Sentencing was set for August 20, 2010, but was adjourned to October when the parties advised that they were trying to work out a creative sentencing arrangement. Syncrude has indicated it would appeal the conviction, but that may be part of any sentencing discussions.
It is worthy to note that Syncrude was convicted prior to the new enforcement provisions for the MBCA, which were passed in June 2009 but are not yet in force.
These much tougher environmental enforcement provisions will see a large company facing a potential fine under the MBCA of $4 million (summary conviction) to $6 million (indictable offence) with a minimum fine of $100,000 (summary) and $500,000 (indictable), as compared with the $300,000 maximum applicable to Syncrude under the current MBCA.

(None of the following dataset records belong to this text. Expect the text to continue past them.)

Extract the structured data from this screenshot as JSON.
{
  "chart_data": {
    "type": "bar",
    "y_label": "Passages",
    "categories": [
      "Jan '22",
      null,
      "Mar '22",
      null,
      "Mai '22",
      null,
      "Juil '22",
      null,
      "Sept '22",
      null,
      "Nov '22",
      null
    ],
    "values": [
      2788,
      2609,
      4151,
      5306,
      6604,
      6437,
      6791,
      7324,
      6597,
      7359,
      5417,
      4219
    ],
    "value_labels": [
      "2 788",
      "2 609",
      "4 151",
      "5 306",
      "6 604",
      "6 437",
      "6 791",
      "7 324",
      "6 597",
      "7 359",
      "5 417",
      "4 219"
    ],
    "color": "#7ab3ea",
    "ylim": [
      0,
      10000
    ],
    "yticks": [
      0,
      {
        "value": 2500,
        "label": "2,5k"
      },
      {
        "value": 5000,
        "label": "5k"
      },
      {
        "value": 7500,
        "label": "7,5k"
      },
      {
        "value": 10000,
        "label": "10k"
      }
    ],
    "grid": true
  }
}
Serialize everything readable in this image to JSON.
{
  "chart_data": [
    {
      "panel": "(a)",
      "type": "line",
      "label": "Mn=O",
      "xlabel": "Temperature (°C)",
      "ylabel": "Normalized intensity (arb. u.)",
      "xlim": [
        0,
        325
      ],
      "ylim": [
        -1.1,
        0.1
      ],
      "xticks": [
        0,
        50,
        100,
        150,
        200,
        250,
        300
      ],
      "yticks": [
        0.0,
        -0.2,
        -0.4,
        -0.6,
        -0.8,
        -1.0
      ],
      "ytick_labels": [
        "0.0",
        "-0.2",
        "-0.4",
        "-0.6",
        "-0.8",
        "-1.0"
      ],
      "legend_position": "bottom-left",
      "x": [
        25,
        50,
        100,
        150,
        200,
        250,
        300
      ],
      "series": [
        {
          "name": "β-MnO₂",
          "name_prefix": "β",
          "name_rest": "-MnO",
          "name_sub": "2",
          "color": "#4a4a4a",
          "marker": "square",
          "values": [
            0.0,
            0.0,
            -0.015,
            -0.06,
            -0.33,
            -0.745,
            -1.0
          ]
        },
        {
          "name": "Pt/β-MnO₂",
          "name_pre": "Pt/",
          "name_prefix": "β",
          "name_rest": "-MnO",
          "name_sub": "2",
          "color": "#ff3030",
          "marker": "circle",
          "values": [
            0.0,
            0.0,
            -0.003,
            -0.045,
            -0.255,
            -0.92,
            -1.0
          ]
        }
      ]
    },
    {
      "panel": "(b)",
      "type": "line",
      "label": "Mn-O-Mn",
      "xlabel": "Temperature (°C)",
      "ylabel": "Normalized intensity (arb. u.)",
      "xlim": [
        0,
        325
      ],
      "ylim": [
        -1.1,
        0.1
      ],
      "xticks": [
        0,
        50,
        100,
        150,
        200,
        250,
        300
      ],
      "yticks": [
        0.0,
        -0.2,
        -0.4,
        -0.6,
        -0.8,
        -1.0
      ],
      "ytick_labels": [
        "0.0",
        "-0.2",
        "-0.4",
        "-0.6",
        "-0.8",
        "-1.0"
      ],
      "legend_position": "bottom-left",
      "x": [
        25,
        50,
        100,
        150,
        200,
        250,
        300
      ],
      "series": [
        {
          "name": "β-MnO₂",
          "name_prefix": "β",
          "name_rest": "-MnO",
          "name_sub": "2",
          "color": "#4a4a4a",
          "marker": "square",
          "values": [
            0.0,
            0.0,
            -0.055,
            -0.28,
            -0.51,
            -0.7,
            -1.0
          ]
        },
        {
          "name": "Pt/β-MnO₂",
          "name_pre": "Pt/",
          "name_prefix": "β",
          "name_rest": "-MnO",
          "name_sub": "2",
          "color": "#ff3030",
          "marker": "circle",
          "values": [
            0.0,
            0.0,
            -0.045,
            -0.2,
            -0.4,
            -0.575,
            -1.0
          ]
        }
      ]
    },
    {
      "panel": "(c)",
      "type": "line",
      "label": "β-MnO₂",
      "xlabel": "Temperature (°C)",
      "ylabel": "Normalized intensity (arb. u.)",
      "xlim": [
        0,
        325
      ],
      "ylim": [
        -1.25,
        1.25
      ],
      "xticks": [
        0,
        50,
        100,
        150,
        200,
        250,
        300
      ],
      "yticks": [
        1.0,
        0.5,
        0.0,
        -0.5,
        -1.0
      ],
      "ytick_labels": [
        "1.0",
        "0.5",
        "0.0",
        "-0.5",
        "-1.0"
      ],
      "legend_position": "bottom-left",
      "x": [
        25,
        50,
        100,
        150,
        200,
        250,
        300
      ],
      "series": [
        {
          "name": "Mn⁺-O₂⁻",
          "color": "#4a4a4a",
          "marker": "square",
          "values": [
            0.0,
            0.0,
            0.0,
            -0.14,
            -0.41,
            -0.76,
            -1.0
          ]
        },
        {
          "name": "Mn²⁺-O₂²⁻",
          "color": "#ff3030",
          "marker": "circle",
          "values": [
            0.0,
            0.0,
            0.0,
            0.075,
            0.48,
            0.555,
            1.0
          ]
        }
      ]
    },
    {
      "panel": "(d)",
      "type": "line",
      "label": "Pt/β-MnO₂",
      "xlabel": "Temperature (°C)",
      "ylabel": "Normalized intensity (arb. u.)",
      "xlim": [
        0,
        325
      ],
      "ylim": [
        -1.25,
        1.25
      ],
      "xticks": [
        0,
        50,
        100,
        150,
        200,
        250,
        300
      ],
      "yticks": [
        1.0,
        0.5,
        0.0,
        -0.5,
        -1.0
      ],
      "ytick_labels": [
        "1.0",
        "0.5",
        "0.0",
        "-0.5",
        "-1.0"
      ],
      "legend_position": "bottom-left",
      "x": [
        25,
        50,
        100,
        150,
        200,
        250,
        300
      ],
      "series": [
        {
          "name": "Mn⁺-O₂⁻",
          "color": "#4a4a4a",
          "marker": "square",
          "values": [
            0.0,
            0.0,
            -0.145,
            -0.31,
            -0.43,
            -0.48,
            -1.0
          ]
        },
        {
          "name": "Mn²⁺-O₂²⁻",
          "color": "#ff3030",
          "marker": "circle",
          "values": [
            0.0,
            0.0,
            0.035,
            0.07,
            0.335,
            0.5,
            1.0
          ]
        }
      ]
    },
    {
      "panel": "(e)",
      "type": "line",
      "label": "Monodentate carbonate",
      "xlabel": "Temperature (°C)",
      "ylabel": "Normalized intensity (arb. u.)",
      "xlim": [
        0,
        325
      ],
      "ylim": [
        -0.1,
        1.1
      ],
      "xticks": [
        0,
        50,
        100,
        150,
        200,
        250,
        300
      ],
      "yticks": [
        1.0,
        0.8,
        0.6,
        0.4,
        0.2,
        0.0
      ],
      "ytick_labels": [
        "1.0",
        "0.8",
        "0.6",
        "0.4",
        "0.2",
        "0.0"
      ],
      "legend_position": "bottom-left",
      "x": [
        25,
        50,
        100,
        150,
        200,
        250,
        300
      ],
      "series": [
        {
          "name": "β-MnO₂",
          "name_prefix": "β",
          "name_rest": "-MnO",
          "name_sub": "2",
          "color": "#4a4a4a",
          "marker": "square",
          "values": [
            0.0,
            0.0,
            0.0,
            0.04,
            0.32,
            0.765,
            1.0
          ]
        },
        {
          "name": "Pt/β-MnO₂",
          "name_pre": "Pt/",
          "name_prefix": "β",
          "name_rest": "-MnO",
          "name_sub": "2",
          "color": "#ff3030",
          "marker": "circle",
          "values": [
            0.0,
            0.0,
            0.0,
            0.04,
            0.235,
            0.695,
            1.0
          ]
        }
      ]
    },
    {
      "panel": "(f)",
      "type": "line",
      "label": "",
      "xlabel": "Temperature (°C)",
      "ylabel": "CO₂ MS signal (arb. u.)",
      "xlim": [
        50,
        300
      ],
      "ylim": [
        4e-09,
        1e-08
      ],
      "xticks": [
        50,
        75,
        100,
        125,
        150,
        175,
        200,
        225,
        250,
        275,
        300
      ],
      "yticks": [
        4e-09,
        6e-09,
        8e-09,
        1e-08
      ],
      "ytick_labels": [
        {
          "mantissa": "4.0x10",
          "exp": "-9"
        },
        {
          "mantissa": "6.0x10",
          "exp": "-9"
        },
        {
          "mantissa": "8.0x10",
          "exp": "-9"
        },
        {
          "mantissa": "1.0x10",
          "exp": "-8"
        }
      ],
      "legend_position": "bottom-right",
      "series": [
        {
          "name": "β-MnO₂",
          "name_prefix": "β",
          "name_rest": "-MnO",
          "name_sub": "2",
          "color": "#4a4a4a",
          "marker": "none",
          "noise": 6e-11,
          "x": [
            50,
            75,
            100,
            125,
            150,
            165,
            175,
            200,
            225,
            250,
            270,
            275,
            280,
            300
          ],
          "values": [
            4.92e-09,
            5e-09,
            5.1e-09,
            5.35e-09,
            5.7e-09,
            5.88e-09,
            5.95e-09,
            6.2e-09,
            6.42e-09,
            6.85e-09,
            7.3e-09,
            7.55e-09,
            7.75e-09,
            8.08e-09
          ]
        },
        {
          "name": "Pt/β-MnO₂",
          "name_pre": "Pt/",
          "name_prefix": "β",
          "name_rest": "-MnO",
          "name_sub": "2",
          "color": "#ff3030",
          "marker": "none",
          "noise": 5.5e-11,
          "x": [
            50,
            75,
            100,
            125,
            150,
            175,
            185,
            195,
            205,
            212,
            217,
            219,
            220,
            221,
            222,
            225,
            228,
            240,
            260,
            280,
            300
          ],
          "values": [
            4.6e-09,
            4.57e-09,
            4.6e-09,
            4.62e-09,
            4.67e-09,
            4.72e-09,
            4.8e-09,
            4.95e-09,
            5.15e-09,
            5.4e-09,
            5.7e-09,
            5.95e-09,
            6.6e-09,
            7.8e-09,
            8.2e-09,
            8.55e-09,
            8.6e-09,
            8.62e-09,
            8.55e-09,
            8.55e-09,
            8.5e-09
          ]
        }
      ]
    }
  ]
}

Harsher environmental enforcement may be coming provincially as well. In April, Quebec introduced legislation to be considered this fall that would dramatically increase provincial environmental penalties, similar but more stringent than the new federal provisions. So far, there has been no indication that British Columbia will follow suit, but increased penalties in this area in one jurisdiction have historically prompted consideration and then similar legislation in other jurisdictions.
Bill McNaughton is a partner in the Vancouver office of national law firm Borden Ladner Gervais LLP. He is national leader of the firm’s environmental group and practises in the areas of environmental law and civil and commercial litigation.